The college paper noted his confident, freewheeling style on the fairways: “Vik wielded a deadly putter throughout the afternoon, snaking home transcontinental putts and ramming in 10-footers with reckless abandon,” noted the Harvard Crimson in 1976, a precursor, perhaps, of his attitude to business. He was also ever-inventive when it came to raising funds for the team, selling aerial photographs of Harvard Stadium to inebriated alumni at football games in Boston.
After graduating, he went to work as a corporate analyst for Lehman Brothers, but he made his real money when the first internet bubble saw stocks in his fledging software firm Xcelera soar by over 11,000 per cent in 1999. The rest, as they say, is history, and his portfolio today includes various investment ventures, as well as the luxury Norwegian vodka brand, Christiana. Enter his passion for the arts, which also saw him open Sebastian & Barquet, a gallery in New York’s Chelsea, with business partner Ramis Barquet in 2005 (a London outpost followed in 2008). Specialising in 20th-century pieces that often lay at the crossroads between sculpture and functional object, the venture is very much a reflection of his personal tastes, and also incorporates a sister, open-to-the-public showroom on 26th Street which is laid out with a museum-like feel.
It’s obvious that he is actually happiest working with one of his artists in their studio, to bring his latest creative vision to life. “I love creating beautiful things,” he says, adding that he thinks his involvement with local artists has helped to create the unique experiences he believes today’s consumer of luxury travel is in pursuit of. He also likens the process to his dealings in business: “Whether I’m trying to design a room, or make a painting or a sculpture, it’s not that dissimilar to coming up with an idea for a new company, product or service.

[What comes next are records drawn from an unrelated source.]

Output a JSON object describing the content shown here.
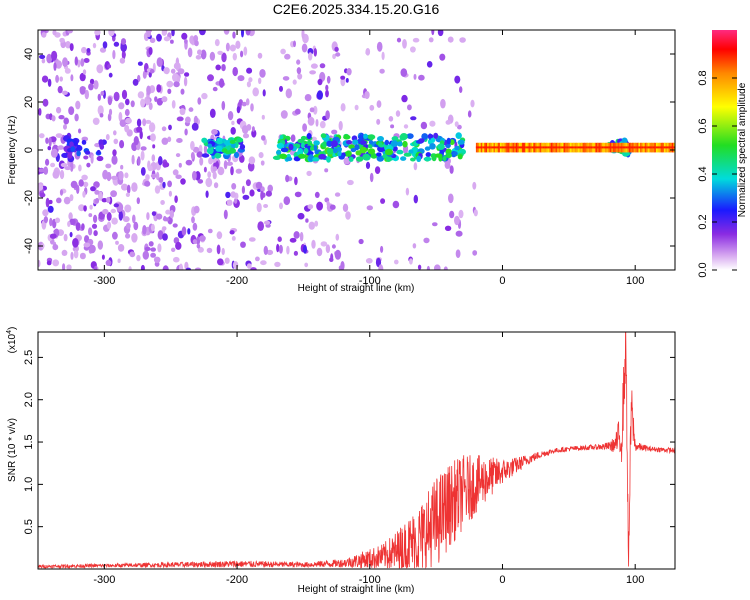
{
  "title": "C2E6.2025.334.15.20.G16",
  "chart_data": [
    {
      "type": "heatmap",
      "xlabel": "Height of straight line (km)",
      "ylabel": "Frequency (Hz)",
      "xlim": [
        -350,
        130
      ],
      "ylim": [
        -50,
        50
      ],
      "xticks": [
        -300,
        -200,
        -100,
        0,
        100
      ],
      "yticks": [
        -40,
        -20,
        0,
        20,
        40
      ],
      "colorbar": {
        "label": "Normalized spectral amplitude",
        "range": [
          0,
          1
        ],
        "ticks": [
          "0.0",
          "0.2",
          "0.4",
          "0.6",
          "0.8"
        ],
        "colormap": "rainbow (violet-blue-cyan-green-yellow-red-magenta)"
      },
      "features": [
        {
          "description": "Scattered weak noise (violet/blue)",
          "x_range": [
            -350,
            -20
          ],
          "freq_range": [
            -50,
            50
          ]
        },
        {
          "description": "Strong ridge near 0 Hz (green/yellow/red)",
          "x_range": [
            -20,
            130
          ],
          "freq": 0.5,
          "amplitude": 0.8
        },
        {
          "description": "Cluster",
          "x_range": [
            -225,
            -195
          ],
          "freq": 1,
          "amplitude": 0.4
        },
        {
          "description": "Cluster",
          "x_range": [
            -170,
            -30
          ],
          "freq": 1,
          "amplitude": 0.45
        },
        {
          "description": "Cluster",
          "x": 90,
          "freq": 3,
          "amplitude": 0.45
        }
      ]
    },
    {
      "type": "line",
      "xlabel": "Height of straight line (km)",
      "ylabel": "SNR (10 * v/v)",
      "y_multiplier": "(x10^4)",
      "xlim": [
        -350,
        130
      ],
      "ylim": [
        0,
        2.8
      ],
      "xticks": [
        -300,
        -200,
        -100,
        0,
        100
      ],
      "yticks": [
        "0.5",
        "1.0",
        "1.5",
        "2.0",
        "2.5"
      ],
      "color": "#ee3333",
      "series": [
        {
          "x": [
            -350,
            -300,
            -250,
            -200,
            -150,
            -120,
            -100,
            -90,
            -80,
            -70,
            -60,
            -50,
            -40,
            -30,
            -20,
            -10,
            0,
            10,
            20,
            30,
            40,
            50,
            60,
            70,
            80,
            85,
            90,
            93,
            95,
            97,
            100,
            110,
            120,
            130
          ],
          "y": [
            0.03,
            0.04,
            0.05,
            0.06,
            0.05,
            0.07,
            0.12,
            0.15,
            0.2,
            0.28,
            0.38,
            0.55,
            0.75,
            0.9,
            1.0,
            1.08,
            1.15,
            1.22,
            1.3,
            1.36,
            1.4,
            1.42,
            1.43,
            1.44,
            1.45,
            1.47,
            1.6,
            2.7,
            0.05,
            1.9,
            1.45,
            1.42,
            1.41,
            1.4
          ],
          "noise_amplitude": [
            0.02,
            0.02,
            0.03,
            0.04,
            0.03,
            0.05,
            0.12,
            0.15,
            0.25,
            0.35,
            0.45,
            0.55,
            0.5,
            0.45,
            0.35,
            0.25,
            0.15,
            0.1,
            0.06,
            0.04,
            0.03,
            0.03,
            0.03,
            0.03,
            0.05,
            0.1,
            0.35,
            0.4,
            0.2,
            0.4,
            0.06,
            0.03,
            0.03,
            0.03
          ]
        }
      ]
    }
  ]
}
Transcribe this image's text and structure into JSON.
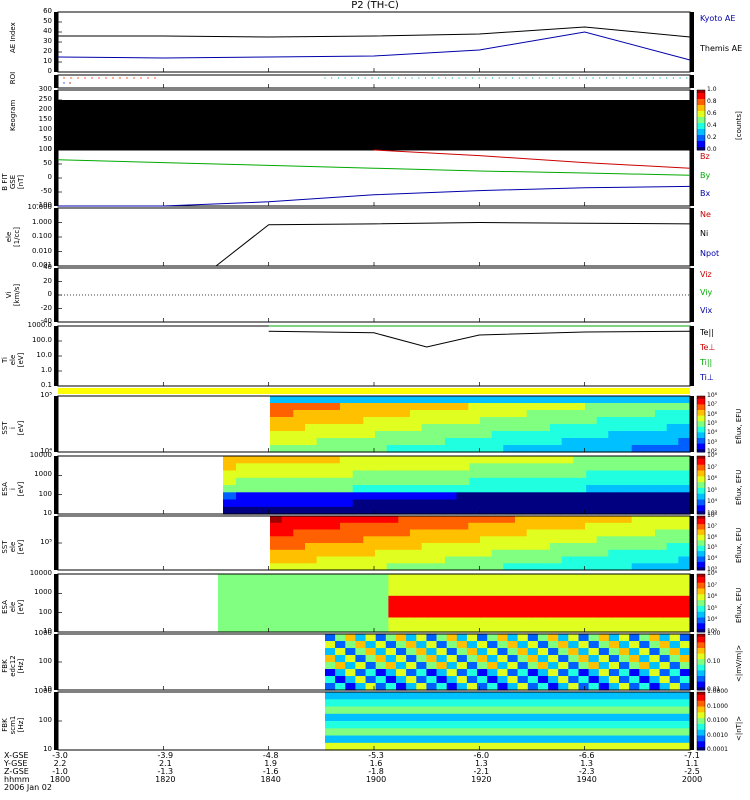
{
  "title": "P2 (TH-C)",
  "panels": [
    {
      "id": "ae",
      "ylabel": "AE Index",
      "ticks": [
        "60",
        "50",
        "40",
        "30",
        "20",
        "10",
        "0"
      ],
      "right": [
        {
          "text": "Kyoto AE",
          "color": "#0000aa"
        },
        {
          "text": "Themis AE",
          "color": "#000000"
        }
      ]
    },
    {
      "id": "roi",
      "ylabel": "ROI",
      "ticks": [],
      "right": []
    },
    {
      "id": "keogram",
      "ylabel": "Keogram",
      "ticks": [
        "300",
        "250",
        "200",
        "150",
        "100",
        "50",
        "0"
      ],
      "right": [],
      "colorbar": {
        "ticks": [
          "1.0",
          "0.8",
          "0.6",
          "0.4",
          "0.2",
          "0.0"
        ],
        "label": "[counts]"
      }
    },
    {
      "id": "bfit",
      "ylabel": "B FIT\nGSE\n[nT]",
      "ticks": [
        "100",
        "50",
        "0",
        "-50",
        "-100"
      ],
      "right": [
        {
          "text": "Bz",
          "color": "#cc0000"
        },
        {
          "text": "By",
          "color": "#00aa00"
        },
        {
          "text": "Bx",
          "color": "#0000aa"
        }
      ]
    },
    {
      "id": "ele",
      "ylabel": "ele\n[1/cc]",
      "ticks": [
        "10.000",
        "1.000",
        "0.100",
        "0.010",
        "0.001"
      ],
      "right": [
        {
          "text": "Ne",
          "color": "#cc0000"
        },
        {
          "text": "Ni",
          "color": "#000000"
        },
        {
          "text": "Npot",
          "color": "#0000aa"
        }
      ]
    },
    {
      "id": "vi",
      "ylabel": "Vi\n[km/s]",
      "ticks": [
        "40",
        "20",
        "0",
        "-20",
        "-40"
      ],
      "right": [
        {
          "text": "Viz",
          "color": "#cc0000"
        },
        {
          "text": "Viy",
          "color": "#00aa00"
        },
        {
          "text": "Vix",
          "color": "#0000aa"
        }
      ]
    },
    {
      "id": "ti",
      "ylabel": "Ti\nele\n[eV]",
      "ticks": [
        "1000.0",
        "100.0",
        "10.0",
        "1.0",
        "0.1"
      ],
      "right": [
        {
          "text": "Te||",
          "color": "#000000"
        },
        {
          "text": "Te⊥",
          "color": "#cc0000"
        },
        {
          "text": "Ti||",
          "color": "#00aa00"
        },
        {
          "text": "Ti⊥",
          "color": "#0000aa"
        }
      ]
    },
    {
      "id": "sst1",
      "ylabel": "SST\ni\n[eV]",
      "ticks": [
        "10⁵",
        "10⁴"
      ],
      "right": [],
      "colorbar": {
        "ticks": [
          "10⁸",
          "10⁷",
          "10⁶",
          "10⁵",
          "10⁴",
          "10³",
          "10²"
        ],
        "label": "Eflux, EFU"
      }
    },
    {
      "id": "esa1",
      "ylabel": "ESA\ni\n[eV]",
      "ticks": [
        "10000",
        "1000",
        "100",
        "10"
      ],
      "right": [],
      "colorbar": {
        "ticks": [
          "10⁸",
          "10⁷",
          "10⁶",
          "10⁵",
          "10⁴",
          "10³"
        ],
        "label": "Eflux, EFU"
      }
    },
    {
      "id": "sst2",
      "ylabel": "SST\nele\n[eV]",
      "ticks": [
        "10⁵"
      ],
      "right": [],
      "colorbar": {
        "ticks": [
          "10⁸",
          "10⁷",
          "10⁶",
          "10⁵",
          "10⁴",
          "10³"
        ],
        "label": "Eflux, EFU"
      }
    },
    {
      "id": "esa2",
      "ylabel": "ESA\nele\n[eV]",
      "ticks": [
        "10000",
        "1000",
        "100",
        "10"
      ],
      "right": [],
      "colorbar": {
        "ticks": [
          "10⁸",
          "10⁷",
          "10⁶",
          "10⁵",
          "10⁴",
          "10³"
        ],
        "label": "Eflux, EFU"
      }
    },
    {
      "id": "fbk1",
      "ylabel": "FBK\nedc12\n[Hz]",
      "ticks": [
        "1000",
        "100",
        "10"
      ],
      "right": [],
      "colorbar": {
        "ticks": [
          "1.00",
          "0.10",
          "0.01"
        ],
        "label": "<|mV/m|>"
      }
    },
    {
      "id": "fbk2",
      "ylabel": "FBK\nscm1\n[Hz]",
      "ticks": [
        "1000",
        "100",
        "10"
      ],
      "right": [],
      "colorbar": {
        "ticks": [
          "1.0000",
          "0.1000",
          "0.0100",
          "0.0010",
          "0.0001"
        ],
        "label": "<|nT|>"
      }
    }
  ],
  "xaxis": {
    "row_labels": [
      "X-GSE",
      "Y-GSE",
      "Z-GSE",
      "hhmm",
      "2006 Jan 02"
    ],
    "columns": [
      [
        "-3.0",
        "2.2",
        "-1.0",
        "1800"
      ],
      [
        "-3.9",
        "2.1",
        "-1.3",
        "1820"
      ],
      [
        "-4.8",
        "1.9",
        "-1.6",
        "1840"
      ],
      [
        "-5.3",
        "1.6",
        "-1.8",
        "1900"
      ],
      [
        "-6.0",
        "1.3",
        "-2.1",
        "1920"
      ],
      [
        "-6.6",
        "1.3",
        "-2.3",
        "1940"
      ],
      [
        "-7.1",
        "1.1",
        "-2.5",
        "2000"
      ]
    ]
  },
  "chart_data": {
    "type": "line",
    "title": "P2 (TH-C)",
    "x": [
      "1800",
      "1820",
      "1840",
      "1900",
      "1920",
      "1940",
      "2000"
    ],
    "series": [
      {
        "name": "Themis AE",
        "x": [
          "1800",
          "1820",
          "1840",
          "1900",
          "1920",
          "1940",
          "2000"
        ],
        "values": [
          36,
          36,
          35,
          36,
          38,
          45,
          35
        ]
      },
      {
        "name": "Kyoto AE",
        "x": [
          "1800",
          "1820",
          "1840",
          "1900",
          "1920",
          "1940",
          "2000"
        ],
        "values": [
          15,
          14,
          15,
          16,
          22,
          40,
          12
        ]
      },
      {
        "name": "Bz",
        "x": [
          "1900",
          "1920",
          "1940",
          "2000"
        ],
        "values": [
          100,
          80,
          55,
          35
        ]
      },
      {
        "name": "By",
        "x": [
          "1800",
          "1820",
          "1840",
          "1900",
          "1920",
          "1940",
          "2000"
        ],
        "values": [
          65,
          55,
          45,
          35,
          25,
          18,
          10
        ]
      },
      {
        "name": "Bx",
        "x": [
          "1800",
          "1820",
          "1840",
          "1900",
          "1920",
          "1940",
          "2000"
        ],
        "values": [
          -140,
          -110,
          -85,
          -60,
          -45,
          -35,
          -30
        ]
      },
      {
        "name": "Ni",
        "x": [
          "1830",
          "1840",
          "1900",
          "1920",
          "1940",
          "2000"
        ],
        "values": [
          0.001,
          0.7,
          0.8,
          1.0,
          0.9,
          0.8
        ]
      },
      {
        "name": "Te||",
        "x": [
          "1840",
          "1900",
          "1910",
          "1920",
          "1940",
          "2000"
        ],
        "values": [
          450,
          350,
          40,
          250,
          400,
          450
        ]
      },
      {
        "name": "Ti||",
        "x": [
          "1840",
          "1900",
          "1920",
          "1940",
          "2000"
        ],
        "values": [
          1200,
          1400,
          2800,
          3000,
          3000
        ]
      }
    ]
  }
}
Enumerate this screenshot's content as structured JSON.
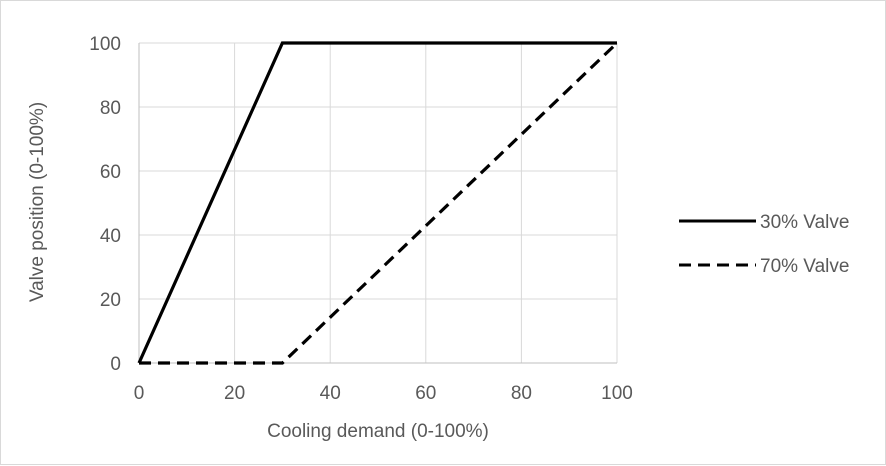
{
  "chart_data": {
    "type": "line",
    "title": "",
    "xlabel": "Cooling demand (0-100%)",
    "ylabel": "Valve position (0-100%)",
    "xlim": [
      0,
      100
    ],
    "ylim": [
      0,
      100
    ],
    "xticks": [
      0,
      20,
      40,
      60,
      80,
      100
    ],
    "yticks": [
      0,
      20,
      40,
      60,
      80,
      100
    ],
    "grid": "vertical and horizontal major gridlines",
    "legend_position": "right",
    "series": [
      {
        "name": "30% Valve",
        "style": "solid",
        "color": "#000000",
        "x": [
          0,
          30,
          100
        ],
        "y": [
          0,
          100,
          100
        ]
      },
      {
        "name": "70% Valve",
        "style": "dashed",
        "color": "#000000",
        "x": [
          0,
          30,
          100
        ],
        "y": [
          0,
          0,
          100
        ]
      }
    ]
  }
}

The fundamental thought processes are similar.” He has forged firm friendships within the art community in South America, and his protégées will often stop by at the properties that house their colourful works for dinner, adding to the informal feel the Viks have tried to foster. And naturally, there have been several celebrity visitors, Michelle Obama’s favourite designer Jason Wu among them, while overall the properties attract an international mix of interesting people from all walks of life. Vik has also been pleased to note that roughly a third of guests are South American. “Brazilians and a fair amount of Argentinians, Chileans and people from Paraguay,” all enjoying the fruits of their continent’s booming economy. “It proves to me that we are still offering a distinctive experience they can’t get elsewhere,” says Vik, with obvious satisfaction.
As far as South America’s rise as a player on the global stage, Vik believes it’s a matter of time. “The world is full of beautiful places, but you’ll have more of an adventure here. There is still a sense of wilderness. The world is shrinking rapidly and cultures are merging, but here you can still find something totally unique.”